In the latest study, published online in the British Journal of Cancer, American experts at Harvard Medical School in Boston tracked 47,299 men over 26 years.

While nut consumption was not associated with a reduced risk of prostate cancer, men who had prostate cancer and consumed tree nuts (almonds, Brazil nuts, cashews, hazelnuts, macadamias, pecans, pine nuts, pistachios and walnuts) five or more times per week after diagnosis, had a significant 34 percent lower risk of overall mortality than those who consumed nuts less than once per month.

“This is important,” states lead researcher, Ying Bao, MD, ScD, from the Department of Medicine, Brigham and Women’s Hospital and Harvard Medical School, Boston, MA, “since more men live with prostate cancer than die from it.”

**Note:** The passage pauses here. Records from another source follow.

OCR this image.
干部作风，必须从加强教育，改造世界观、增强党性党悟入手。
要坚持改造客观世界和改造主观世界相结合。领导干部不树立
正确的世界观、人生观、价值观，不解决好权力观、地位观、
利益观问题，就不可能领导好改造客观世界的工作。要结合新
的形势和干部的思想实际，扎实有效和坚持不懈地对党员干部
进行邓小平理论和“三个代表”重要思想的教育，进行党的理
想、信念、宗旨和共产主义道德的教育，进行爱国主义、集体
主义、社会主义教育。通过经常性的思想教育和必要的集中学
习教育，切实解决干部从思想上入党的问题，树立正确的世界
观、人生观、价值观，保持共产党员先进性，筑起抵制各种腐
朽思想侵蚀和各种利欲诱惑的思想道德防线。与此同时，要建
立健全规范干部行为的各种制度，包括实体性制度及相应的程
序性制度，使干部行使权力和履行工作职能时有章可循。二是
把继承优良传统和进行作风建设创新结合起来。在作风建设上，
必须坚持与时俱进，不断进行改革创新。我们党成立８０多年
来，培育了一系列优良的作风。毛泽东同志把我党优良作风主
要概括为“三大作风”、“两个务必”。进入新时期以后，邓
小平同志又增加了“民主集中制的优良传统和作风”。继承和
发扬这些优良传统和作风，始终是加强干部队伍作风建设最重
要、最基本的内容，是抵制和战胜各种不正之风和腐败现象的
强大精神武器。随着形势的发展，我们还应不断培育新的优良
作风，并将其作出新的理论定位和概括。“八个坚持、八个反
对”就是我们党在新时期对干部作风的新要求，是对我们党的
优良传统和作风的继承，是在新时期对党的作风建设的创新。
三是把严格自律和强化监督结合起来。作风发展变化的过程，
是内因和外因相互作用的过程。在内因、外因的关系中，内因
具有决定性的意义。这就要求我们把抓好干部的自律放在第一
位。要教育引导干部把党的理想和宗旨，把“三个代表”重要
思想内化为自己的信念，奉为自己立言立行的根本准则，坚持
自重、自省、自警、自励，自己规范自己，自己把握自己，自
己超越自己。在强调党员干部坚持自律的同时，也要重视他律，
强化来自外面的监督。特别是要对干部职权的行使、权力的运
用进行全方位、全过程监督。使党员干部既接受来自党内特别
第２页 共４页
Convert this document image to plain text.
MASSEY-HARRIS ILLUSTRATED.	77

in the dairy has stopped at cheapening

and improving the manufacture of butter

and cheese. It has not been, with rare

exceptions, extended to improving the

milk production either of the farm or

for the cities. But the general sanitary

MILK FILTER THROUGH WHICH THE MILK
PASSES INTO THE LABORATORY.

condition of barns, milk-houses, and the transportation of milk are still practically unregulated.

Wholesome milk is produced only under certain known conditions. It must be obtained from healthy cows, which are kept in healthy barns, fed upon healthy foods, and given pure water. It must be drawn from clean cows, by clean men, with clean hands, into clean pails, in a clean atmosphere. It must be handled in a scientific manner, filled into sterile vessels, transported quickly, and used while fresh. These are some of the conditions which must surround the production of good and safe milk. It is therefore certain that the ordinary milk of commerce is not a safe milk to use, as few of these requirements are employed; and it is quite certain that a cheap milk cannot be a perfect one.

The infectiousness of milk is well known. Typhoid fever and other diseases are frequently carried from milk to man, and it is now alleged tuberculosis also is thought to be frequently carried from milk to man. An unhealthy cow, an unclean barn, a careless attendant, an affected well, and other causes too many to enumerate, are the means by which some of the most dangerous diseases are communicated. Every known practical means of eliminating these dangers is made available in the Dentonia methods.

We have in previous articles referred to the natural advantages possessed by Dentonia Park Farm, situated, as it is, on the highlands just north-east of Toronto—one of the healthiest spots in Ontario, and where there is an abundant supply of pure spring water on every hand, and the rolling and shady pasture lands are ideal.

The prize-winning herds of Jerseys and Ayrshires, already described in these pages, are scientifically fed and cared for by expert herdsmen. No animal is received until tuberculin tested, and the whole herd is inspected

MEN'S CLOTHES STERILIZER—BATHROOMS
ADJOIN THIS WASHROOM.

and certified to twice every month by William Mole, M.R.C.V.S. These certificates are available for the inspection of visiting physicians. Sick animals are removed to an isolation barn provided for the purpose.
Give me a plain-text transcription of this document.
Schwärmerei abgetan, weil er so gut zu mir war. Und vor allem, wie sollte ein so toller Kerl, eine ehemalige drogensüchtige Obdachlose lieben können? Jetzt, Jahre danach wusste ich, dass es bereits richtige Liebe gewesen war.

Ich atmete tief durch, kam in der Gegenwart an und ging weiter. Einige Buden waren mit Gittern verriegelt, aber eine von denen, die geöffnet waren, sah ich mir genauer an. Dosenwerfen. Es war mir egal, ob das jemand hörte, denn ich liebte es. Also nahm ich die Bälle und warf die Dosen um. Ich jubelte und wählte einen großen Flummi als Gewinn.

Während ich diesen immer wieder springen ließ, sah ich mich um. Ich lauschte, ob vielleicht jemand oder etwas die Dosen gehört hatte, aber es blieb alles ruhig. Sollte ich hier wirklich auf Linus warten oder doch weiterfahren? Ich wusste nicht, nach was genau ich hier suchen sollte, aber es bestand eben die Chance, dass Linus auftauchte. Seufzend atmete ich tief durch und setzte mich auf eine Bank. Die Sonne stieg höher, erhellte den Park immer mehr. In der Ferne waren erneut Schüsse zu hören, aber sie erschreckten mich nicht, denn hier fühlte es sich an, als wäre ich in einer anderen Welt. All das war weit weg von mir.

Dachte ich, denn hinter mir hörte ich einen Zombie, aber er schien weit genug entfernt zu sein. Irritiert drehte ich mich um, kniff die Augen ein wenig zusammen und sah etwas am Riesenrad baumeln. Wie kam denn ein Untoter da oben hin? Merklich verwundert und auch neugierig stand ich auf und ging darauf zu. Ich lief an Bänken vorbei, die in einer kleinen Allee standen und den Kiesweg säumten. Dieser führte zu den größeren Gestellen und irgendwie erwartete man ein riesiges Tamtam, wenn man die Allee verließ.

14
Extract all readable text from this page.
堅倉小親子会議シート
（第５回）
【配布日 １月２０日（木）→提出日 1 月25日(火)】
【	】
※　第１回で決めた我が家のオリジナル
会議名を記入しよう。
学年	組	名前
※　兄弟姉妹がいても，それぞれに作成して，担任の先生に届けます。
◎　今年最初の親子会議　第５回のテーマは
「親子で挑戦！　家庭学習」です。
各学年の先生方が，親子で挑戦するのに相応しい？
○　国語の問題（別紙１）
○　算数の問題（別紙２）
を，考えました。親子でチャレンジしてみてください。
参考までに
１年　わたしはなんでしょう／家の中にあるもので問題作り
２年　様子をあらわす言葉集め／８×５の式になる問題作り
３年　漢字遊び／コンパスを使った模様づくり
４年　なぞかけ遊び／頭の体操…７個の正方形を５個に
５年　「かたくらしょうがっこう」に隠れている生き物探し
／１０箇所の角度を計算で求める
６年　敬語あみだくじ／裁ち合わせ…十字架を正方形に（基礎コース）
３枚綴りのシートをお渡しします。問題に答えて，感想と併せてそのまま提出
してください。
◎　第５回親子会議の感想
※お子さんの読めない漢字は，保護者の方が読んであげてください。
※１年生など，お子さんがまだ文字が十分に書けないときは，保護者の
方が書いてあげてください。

According to the research, of the 4,346 men diagnosed with non-metastatic (cancer that has not spread from the place where it started to other places in the body) prostate cancer during the 26 years of follow-up, only about 10 percent died from prostate cancer. Roughly one third of the cancer patients died from cardiovascular disease and the rest from other causes.

Increasing evidence suggests that insulin resistance, a condition in which the cells of the body become resistant to the hormone insulin, is involved in prostate cancer risk and progression. Tree nuts have been associated with improved insulin sensitivity and reduced risk of diabetes, cardiovascular disease and total mortality.

Nuts contain important nutrients such as unsaturated fats, high quality protein, vitamins (i.e., vitamin E, folate and niacin) minerals (i.e., magnesium, calcium and potassium) and phytochemicals–all of which may offer cardioprotective, anticarcinogenic, anti-inflammatory and antioxidant properties.